Transcontinental railroads of the 19th century were characteristic boondoggles of the hampered economy:
"While none would argue that transcontinentals would not become economically feasible in the private market at some point, during the 1860s, as the first transcontinentals took shape, there was no economic justification. This is why the first transcontinentals were all creatures, not of capitalism or the private markets, but of government. There simply were not enough people, capital, manufactured goods, or crops between Missouri and the West coast to support a private-sector railroad.
"As creatures of government and of taxpayer-funded schemes to subsidize the railroads and their wealthy owners through cheap loans and outright subsidies, the railroads quickly became scandal-ridden, wasteful, and contemptuous of the public they were supposed to serve.

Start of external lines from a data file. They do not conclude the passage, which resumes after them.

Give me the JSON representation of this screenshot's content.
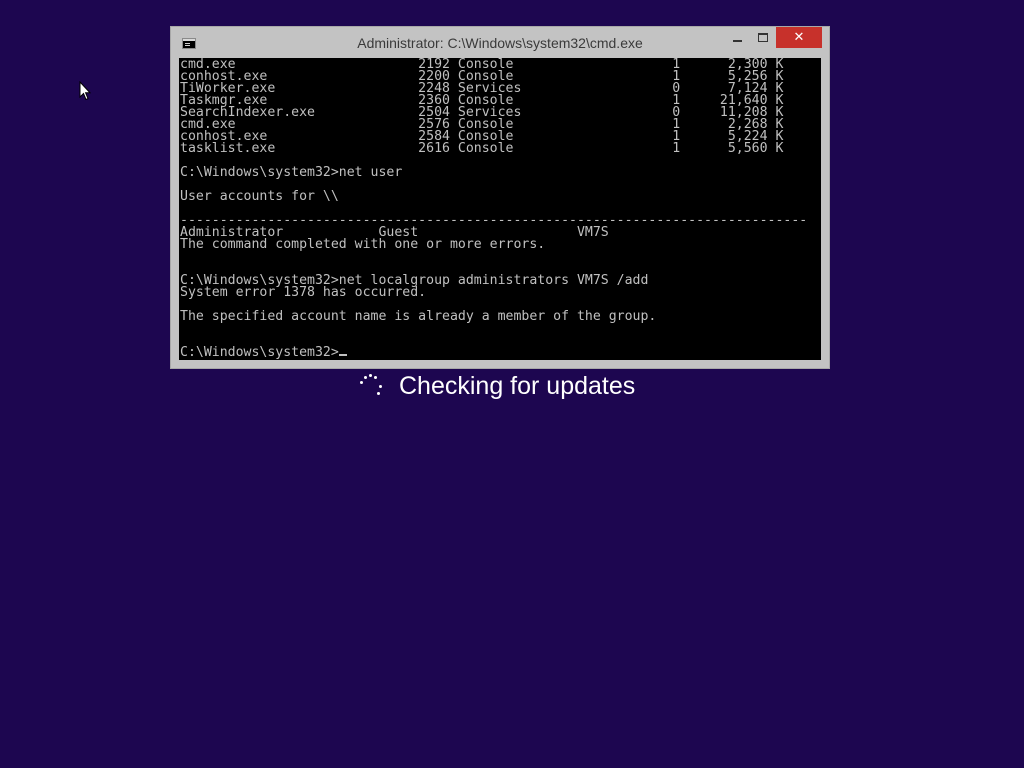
{
  "window": {
    "title": "Administrator: C:\\Windows\\system32\\cmd.exe",
    "close_glyph": "✕"
  },
  "console": {
    "text": "cmd.exe                       2192 Console                    1      2,300 K\nconhost.exe                   2200 Console                    1      5,256 K\nTiWorker.exe                  2248 Services                   0      7,124 K\nTaskmgr.exe                   2360 Console                    1     21,640 K\nSearchIndexer.exe             2504 Services                   0     11,208 K\ncmd.exe                       2576 Console                    1      2,268 K\nconhost.exe                   2584 Console                    1      5,224 K\ntasklist.exe                  2616 Console                    1      5,560 K\n\nC:\\Windows\\system32>net user\n\nUser accounts for \\\\\n\n-------------------------------------------------------------------------------\nAdministrator            Guest                    VM7S\nThe command completed with one or more errors.\n\n\nC:\\Windows\\system32>net localgroup administrators VM7S /add\nSystem error 1378 has occurred.\n\nThe specified account name is already a member of the group.\n\n\nC:\\Windows\\system32>"
  },
  "update_status": {
    "label": "Checking for updates"
  },
  "colors": {
    "desktop_background": "#1d0650",
    "console_background": "#000000",
    "console_text": "#c0c0c0",
    "close_button": "#c7312b"
  }
}
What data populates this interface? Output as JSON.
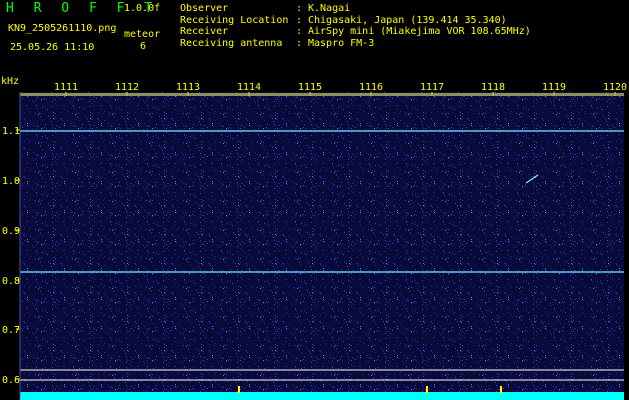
{
  "header": {
    "app_title": "H R O F F T",
    "version": "1.0.0f",
    "filename": "KN9_2505261110.png",
    "meteor_label": "meteor",
    "meteor_count": "6",
    "datetime": "25.05.26 11:10"
  },
  "info": [
    {
      "key": "Observer",
      "sep": ":",
      "value": "K.Nagai"
    },
    {
      "key": "Receiving Location",
      "sep": ":",
      "value": "Chigasaki, Japan (139.414 35.340)"
    },
    {
      "key": "Receiver",
      "sep": ":",
      "value": "AirSpy mini (Miakejima VOR 108.65MHz)"
    },
    {
      "key": "Receiving antenna",
      "sep": ":",
      "value": "Maspro FM-3"
    }
  ],
  "axes": {
    "y_unit": "kHz",
    "x_ticks": [
      "1111",
      "1112",
      "1113",
      "1114",
      "1115",
      "1116",
      "1117",
      "1118",
      "1119",
      "1120"
    ],
    "y_ticks": [
      "1.1",
      "1.0",
      "0.9",
      "0.8",
      "0.7",
      "0.6"
    ]
  },
  "colors": {
    "background": "#0a0a3a",
    "noise": "#2030c0",
    "header_text": "#ffff00",
    "title": "#00ff00",
    "signal_line": "#60e0ff",
    "baseline": "#00ffff",
    "white_line": "#ffffff"
  }
}
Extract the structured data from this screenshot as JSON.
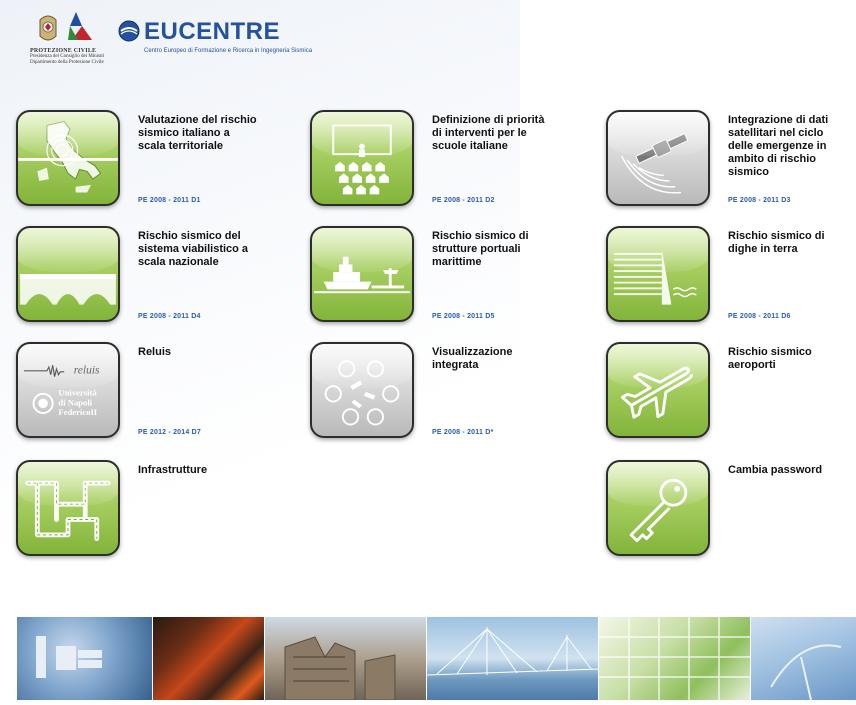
{
  "header": {
    "protezione_civile": {
      "name": "PROTEZIONE CIVILE",
      "line1": "Presidenza del Consiglio dei Ministri",
      "line2": "Dipartimento della Protezione Civile"
    },
    "eucentre": {
      "name": "EUCENTRE",
      "subtitle": "Centro Europeo di Formazione e Ricerca in Ingegneria Sismica"
    }
  },
  "tiles": [
    {
      "title": "Valutazione del rischio sismico italiano a scala territoriale",
      "code": "PE 2008 - 2011 D1",
      "icon": "italy-map-icon"
    },
    {
      "title": "Definizione di priorità di interventi per le scuole italiane",
      "code": "PE 2008 - 2011 D2",
      "icon": "classroom-icon"
    },
    {
      "title": "Integrazione di dati satellitari nel ciclo delle emergenze in ambito di rischio sismico",
      "code": "PE 2008 - 2011 D3",
      "icon": "satellite-icon"
    },
    {
      "title": "Rischio sismico del sistema viabilistico a scala nazionale",
      "code": "PE 2008 - 2011 D4",
      "icon": "bridge-icon"
    },
    {
      "title": "Rischio sismico di strutture portuali marittime",
      "code": "PE 2008 - 2011 D5",
      "icon": "ship-port-icon"
    },
    {
      "title": "Rischio sismico di dighe in terra",
      "code": "PE 2008 - 2011 D6",
      "icon": "dam-icon"
    },
    {
      "title": "Reluis",
      "code": "PE 2012 - 2014 D7",
      "icon": "reluis-logo-icon",
      "logo_text": {
        "reluis": "reluis",
        "univ1": "Università",
        "univ2": "di Napoli",
        "univ3": "FedericoII"
      }
    },
    {
      "title": "Visualizzazione integrata",
      "code": "PE 2008 - 2011 D*",
      "icon": "network-circles-icon"
    },
    {
      "title": "Rischio sismico aeroporti",
      "code": "",
      "icon": "airplane-icon"
    },
    {
      "title": "Infrastrutture",
      "code": "",
      "icon": "road-network-icon"
    },
    {
      "title": "Cambia password",
      "code": "",
      "icon": "key-icon"
    }
  ],
  "footer": {
    "photos": [
      "space-station",
      "lava",
      "collapsed-building",
      "cable-bridge",
      "world-map-grid",
      "antenna-sky"
    ]
  },
  "colors": {
    "accent_green": "#8cbf3f",
    "code_blue": "#2b5da8",
    "eucentre_blue": "#24529e"
  }
}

"This tale is told in grim detail in historian Richard White’s 2011 tome on the transcontinental railroads, Railroaded: The Transcontinentals and the Making of Modern America, which exposes the near-utter disconnect between the railroads and the true geography of the markets in the mid-nineteenth century."There was one important exception: the Great Northern Railway, constructed under the auspices of James J. Hill. In contrast to other railroad tycoons, Hill was a businessman, not a lobbyist. Through thorough knowledge of the detailed technical and financial underpinnings of the business, he gradually brought into existence the "only privately funded — and successfully built — transcontinental railroad in U.S. history."
Given the greatness of Hill's achievement, one wonders what kept him from even greater accomplishments in the railroad industry. Actually, Hill did try to create a super-railroad stretching from Chicago to the West Coast:
"Hill ... acquired control of NP with the intent of merging GN, NP, CB&Q and SP&S into a single railroad. As a start, he formed Northern Securities as a holding company, but the Interstate Commerce Commission (ICC) quickly ruled against such a merger. In 1927 the Great Northern Pacific Railway was incorporated to merge GN and NP and lease SP&S and CB&Q. The ICC approved the merger upon the condition that GN and NP divest themselves of the CB&Q — a condition the two Northerns were unwilling to meet.In other words, the rationality of the merger finally triumphed over meaningless anti-trust legalism.
"More than four decades passed before the merger went through on March 2, 1970 — with the CB&Q included and indeed half the name of the merged company, the Burlington Northern Railroad (BN)."
However, with Hill's death in 1916 and the takeover and corporatization of all railroads in 1917, the Great Northern gradually became unremarkable in its operation or business results compared with other railroads.
Now, for the counter-analyses and my rebuttals.
1. Hill received "valuable" land grants when he acquired the SP&P (forerunner of the GNR) in 1878 and the Minneapolis and St. Cloud in 1880. His success was built on the pioneering efforts of railroads that had tried and failed.
But the land grants associated with the SP&P and the Minneapolis and St. Cloud were small compared to what other transcontinental railroads were given. Therefore, land grants can't reasonably be considered a factor determining success or failure of a transcontinental railroad.
2. Hill benefited from government negotiations with Indians for right-of-way permission.
Except for the need to satisfy the requirements of unnecessary legalism, there's no reason why the GNR couldn't have negotiated directly with the Indians.
The Great Northern Railway came into existence in a hampered market, with all of the baggage that entails. It was not and could never have been a completely untainted example of the workings of the theoretical free market. However, for a while, it was pretty close. Eventually, as one would expect, the GNR was absorbed into the corporatist system, but not before it had given us a glimpse into what a free market railroad might have looked like.